Zihnin Rolü ve Engelleri
İnsan zihni, güçlü rezonansları bastırmaya çalışabilir. Ancak rezonans yeterince güçlüyse, zihin bu süreci engelleyemez ve kontrolü kaybedebilir. Bu, âşık olmak, kavga etmek, coşkulu bir konserde kendini kaybetmek gibi örneklerle açıklanabilir.
Zihin ile enerji alanı arasındaki bu çelişki, şifacılar tarafından dikkate alınmalıdır. Gereğinden fazla enerji yüklemesi yapmak, danışanlarda veya öğrencilerde dengesizlik yaratabilir.
İnsan Enerji Alanı: Nesne ve Süreç
Enerji alanı, aynı anda hem bir nesne hem de bir süreçtir. Bazı uygulayıcılar onu maddesel bir nesne gibi ele alırken, bazıları yalnızca süreç olarak görür. Aslında ikisi de doğrudur; hangi bakış açısının geçerli olduğu, ele alınan soruna göre değişebilir.

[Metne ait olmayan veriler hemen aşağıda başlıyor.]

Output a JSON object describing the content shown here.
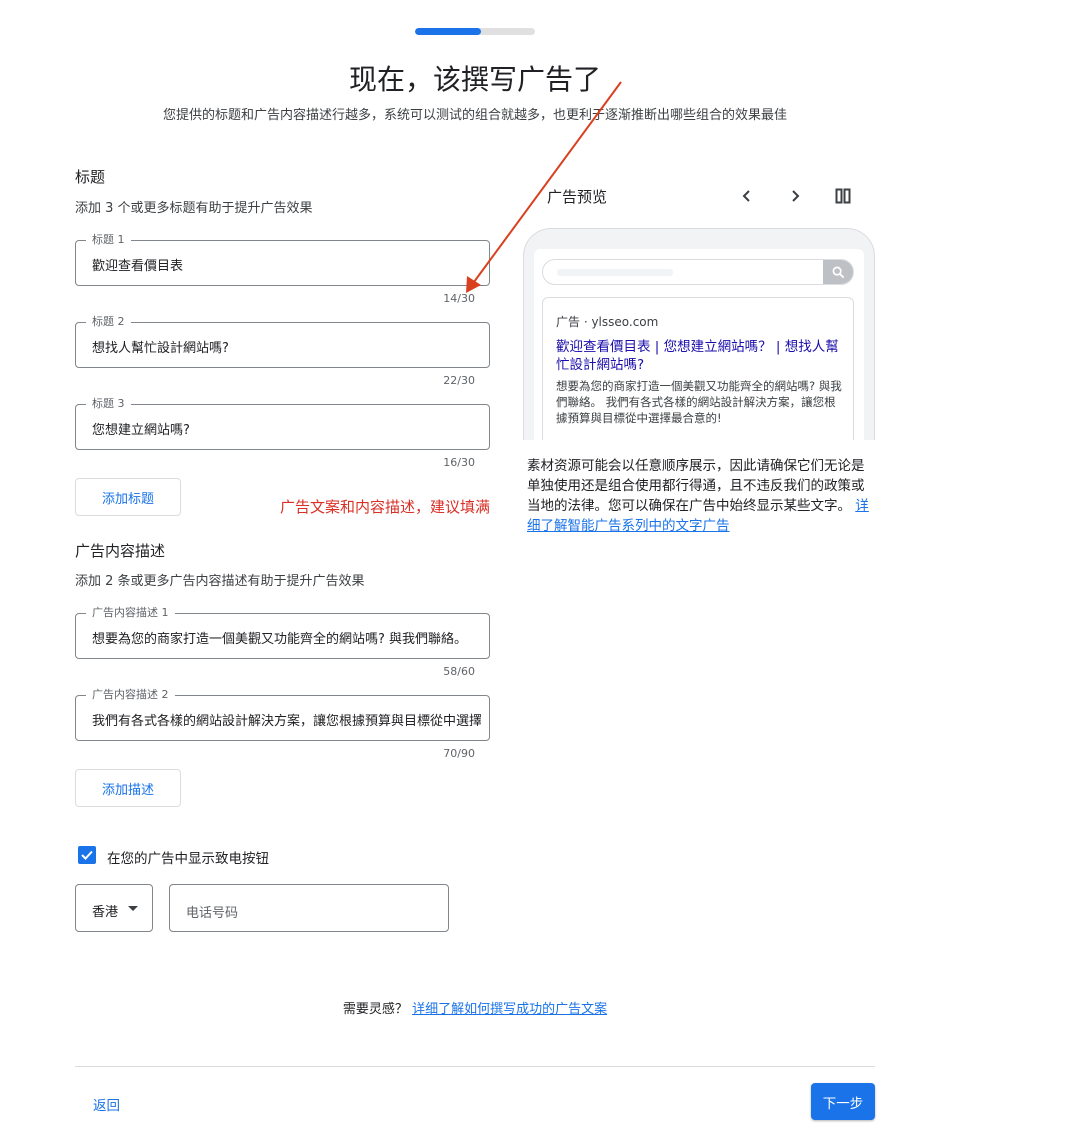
{
  "progress": {
    "fraction": 0.55
  },
  "header": {
    "title": "现在，该撰写广告了",
    "subtitle": "您提供的标题和广告内容描述行越多，系统可以测试的组合就越多，也更利于逐渐推断出哪些组合的效果最佳"
  },
  "headlines": {
    "section_title": "标题",
    "hint": "添加 3 个或更多标题有助于提升广告效果",
    "fields": [
      {
        "label": "标题 1",
        "value": "歡迎查看價目表",
        "counter": "14/30"
      },
      {
        "label": "标题 2",
        "value": "想找人幫忙設計網站嗎?",
        "counter": "22/30"
      },
      {
        "label": "标题 3",
        "value": "您想建立網站嗎?",
        "counter": "16/30"
      }
    ],
    "add_button": "添加标题"
  },
  "annotation": {
    "text": "广告文案和内容描述，建议填满",
    "color": "#d93025"
  },
  "descriptions": {
    "section_title": "广告内容描述",
    "hint": "添加 2 条或更多广告内容描述有助于提升广告效果",
    "fields": [
      {
        "label": "广告内容描述 1",
        "value": "想要為您的商家打造一個美觀又功能齊全的網站嗎? 與我們聯絡。",
        "counter": "58/60"
      },
      {
        "label": "广告内容描述 2",
        "value": "我們有各式各樣的網站設計解決方案，讓您根據預算與目標從中選擇最合意的!",
        "counter": "70/90"
      }
    ],
    "add_button": "添加描述"
  },
  "preview": {
    "title": "广告预览",
    "icons": [
      "chevron-left-icon",
      "chevron-right-icon",
      "split-view-icon",
      "search-icon"
    ],
    "ad": {
      "meta": "广告 · ylsseo.com",
      "headline": "歡迎查看價目表 | 您想建立網站嗎？ | 想找人幫忙設計網站嗎?",
      "description": "想要為您的商家打造一個美觀又功能齊全的網站嗎? 與我們聯絡。 我們有各式各樣的網站設計解決方案，讓您根據預算與目標從中選擇最合意的!"
    },
    "note": "素材资源可能会以任意顺序展示，因此请确保它们无论是单独使用还是组合使用都行得通，且不违反我们的政策或当地的法律。您可以确保在广告中始终显示某些文字。",
    "note_link": "详细了解智能广告系列中的文字广告"
  },
  "call": {
    "checkbox_checked": true,
    "checkbox_label": "在您的广告中显示致电按钮",
    "country": "香港",
    "phone_placeholder": "电话号码"
  },
  "inspiration": {
    "text": "需要灵感？",
    "link": "详细了解如何撰写成功的广告文案"
  },
  "footer": {
    "back": "返回",
    "next": "下一步"
  },
  "colors": {
    "accent": "#1a73e8",
    "ad_headline": "#1a0dab",
    "annotation": "#d93025"
  }
}
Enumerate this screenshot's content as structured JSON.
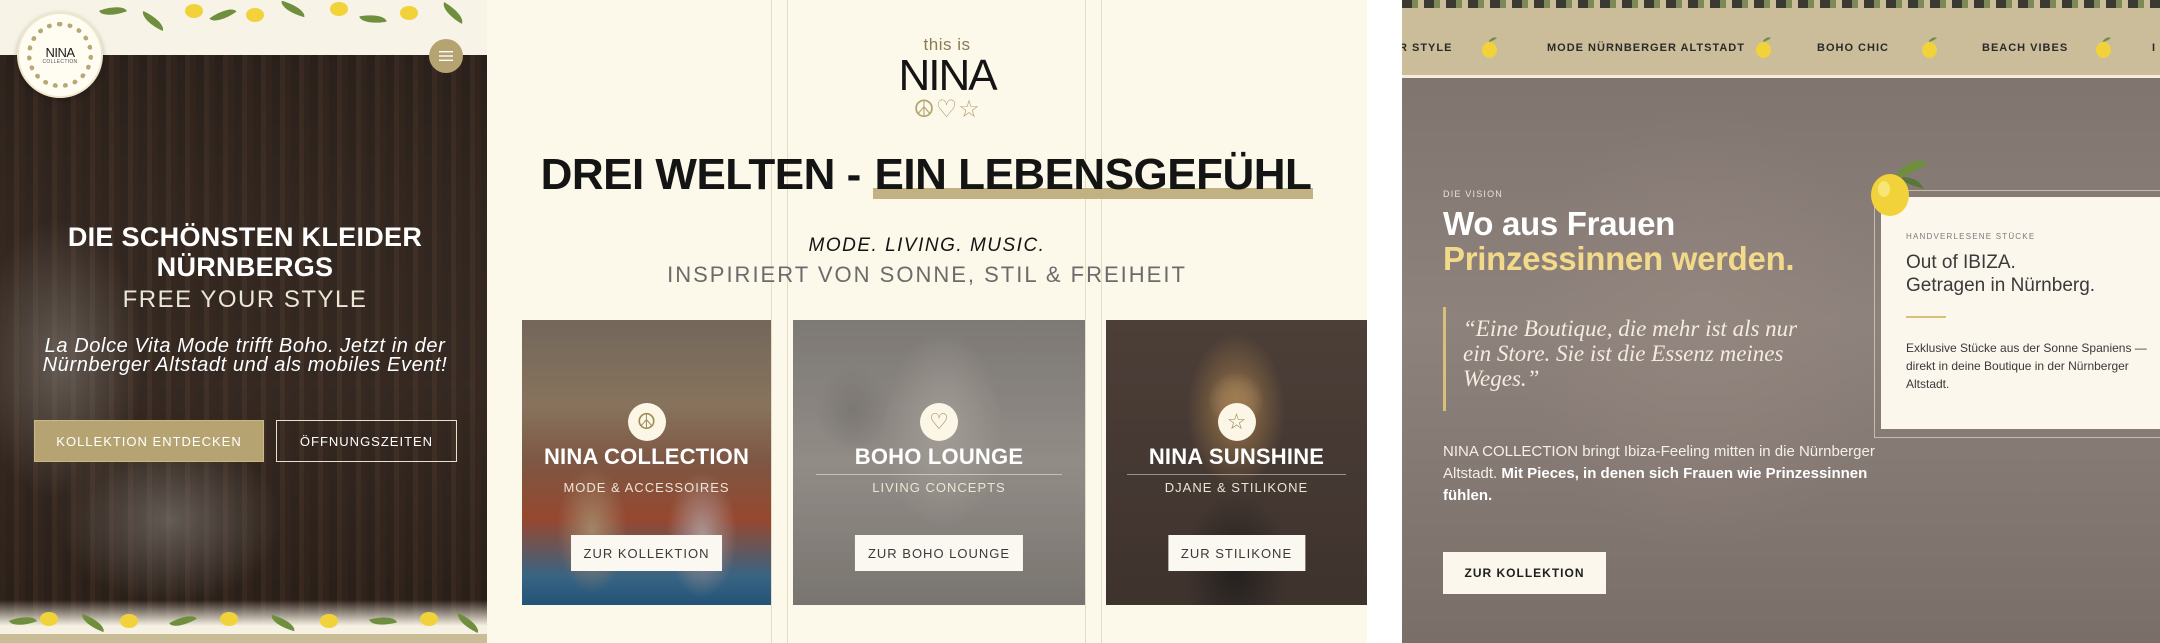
{
  "panel_mobile": {
    "logo_text": "NINA",
    "logo_sub": "COLLECTION",
    "hero_title": "DIE SCHÖNSTEN KLEIDER NÜRNBERGS",
    "hero_subtitle": "FREE YOUR STYLE",
    "hero_text": "La Dolce Vita Mode trifft Boho. Jetzt in der Nürnberger Altstadt und als mobiles Event!",
    "btn_primary": "KOLLEKTION ENTDECKEN",
    "btn_secondary": "ÖFFNUNGSZEITEN",
    "menu_icon": "hamburger-icon",
    "accent": "#b5a472"
  },
  "panel_desktop": {
    "logo_small": "this is",
    "logo_big": "NINA",
    "logo_glyphs": "☮♡☆",
    "headline_plain": "DREI WELTEN - ",
    "headline_highlight": "EIN LEBENSGEFÜHL",
    "tagline": "MODE. LIVING. MUSIC.",
    "tagline2": "INSPIRIERT VON SONNE, STIL & FREIHEIT",
    "cards": [
      {
        "icon": "☮",
        "icon_name": "peace-icon",
        "title": "NINA COLLECTION",
        "subtitle": "MODE & ACCESSOIRES",
        "button": "ZUR KOLLEKTION"
      },
      {
        "icon": "♡",
        "icon_name": "heart-icon",
        "title": "BOHO LOUNGE",
        "subtitle": "LIVING CONCEPTS",
        "button": "ZUR BOHO LOUNGE"
      },
      {
        "icon": "☆",
        "icon_name": "star-icon",
        "title": "NINA SUNSHINE",
        "subtitle": "DJANE & STILIKONE",
        "button": "ZUR STILIKONE"
      }
    ]
  },
  "panel_vision": {
    "ticker": [
      "R STYLE",
      "MODE NÜRNBERGER ALTSTADT",
      "BOHO CHIC",
      "BEACH VIBES",
      "I"
    ],
    "label": "DIE VISION",
    "heading_line1": "Wo aus Frauen",
    "heading_line2": "Prinzessinnen werden.",
    "quote": "“Eine Boutique, die mehr ist als nur ein Store. Sie ist die Essenz meines Weges.”",
    "body_plain": "NINA COLLECTION bringt Ibiza-Feeling mitten in die Nürnberger Altstadt. ",
    "body_bold": "Mit Pieces, in denen sich Frauen wie Prinzessinnen fühlen.",
    "button": "ZUR KOLLEKTION",
    "card_label": "HANDVERLESENE STÜCKE",
    "card_title_1": "Out of IBIZA.",
    "card_title_2": "Getragen in Nürnberg.",
    "card_text": "Exklusive Stücke aus der Sonne Spaniens — direkt in deine Boutique in der Nürnberger Altstadt.",
    "highlight_color": "#f3d98a"
  }
}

İnsan sistemi bütüncüdür; enerji alanı ve fiziksel beden birbiriyle etkileşim hâlindedir. Örneğin bir kişide böbrek taşı varsa hem taşı hem de oluşum nedenini ele almak gerekir.
Şifacının Temel Prensibi: Zarar Vermemek
Bir şifacının temel ilkesi, asla zarar vermemek olmalıdır. Kişinin mevcut sorununu ağırlaştırarak “temizleme” çalışması yapmak, sadece sabırsızlık ya da deneyimsizlik belirtisidir. Şifa çalışması, mümkün olduğunca yumuşak, fark edilmez ve odaklı olmalıdır.
Ağrı ve rahatsızlık, ancak açık ve zorunlu bir ihtiyaca dayanıyorsa kabul edilebilir; aksi hâlde süreci iyileştirmez, aksine zarar verir.
Yazan: Volkov Sergey Nikolayeviç
Kozmoenerjetik Progressor, “Aegis” Kozmoenerjetik Okulu Başkanı''
Akademisyen V.A. Petrov’un öğrencisi, Şifacı, Kineterapist.